Néanmoins grâce à leur pugnacité, les deux pilotes inscrivent leurs monoplaces sur les grilles de départ pour disputer ensemble le Grand Prix de France. Gachot terminera la première course à laquelle il participe, son coéquipier d'époque (Stefan Johansson) se classe 5e. Ceci étant, l'idylle éclatera avant même le terme de la saison, et le pilote belge ira trouver refuge chez Rial Racing pour l'ultime course de la saison 1989.

La saison 1990 ressemble en tous points à un naufrage dans sa jeune carrière si l'on se réfère uniquement à son choix d'écurie, la structure italienne Coloni Racing. Déjà en proie à des difficultés financières (et de management) sur l'année qui vient de s'écouler (1989) l'adoption de deux châssis et la conséquence de la non-gratuité de la fourniture pneumatique (Pirelli) vont définitivement grever le budget déjà un peu étriqué. L'écurie italienne se laisse tenter pour l'exercice 1990 à la prise de participation (à hauteur de 51 % des parts) par le constructeur japonais Subaru, avec à sa charge la conception de la motorisation.

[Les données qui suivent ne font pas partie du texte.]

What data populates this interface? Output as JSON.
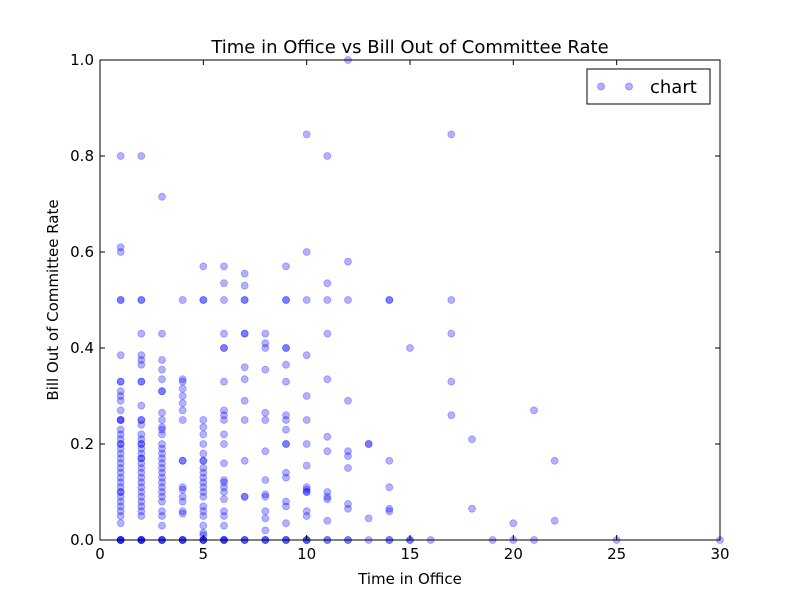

Premier couac, Subaru n'est pas en mesure d'assurer la conception de ce moteur, et délègue le fardeau à Mori Moderni (un 12 cylindres à plat), et maintient son projet de motorisation maison en faisant preuve de procrastination.

Hélas aucune qualification ne viendra sauver les velléités de la structure italienne, Subaru jette l'éponge afin de ne pas dégrader son image sportive (avec une autre aventure en Rallye qui les attend) et le V8 Cosworth est adopté pour terminer la saison, sans la moindre qualification pour récompense.

Bonne année 1991 !

S'il fallait une année charnière, celle où la carrière d'un pilote peut prendre un envol spectaculaire, 1991 est alors celle de Bertrand Gachot. Recruté par la débutante écurie Jordan Grand Prix, et très prometteuse (Eddie Jordan associé avec le talentueux Gary Anderson) malgré un faible budget, c'est une année pleine d'exploits que s'apprêtent à réaliser Gachot et De Cesaris (son coéquipier).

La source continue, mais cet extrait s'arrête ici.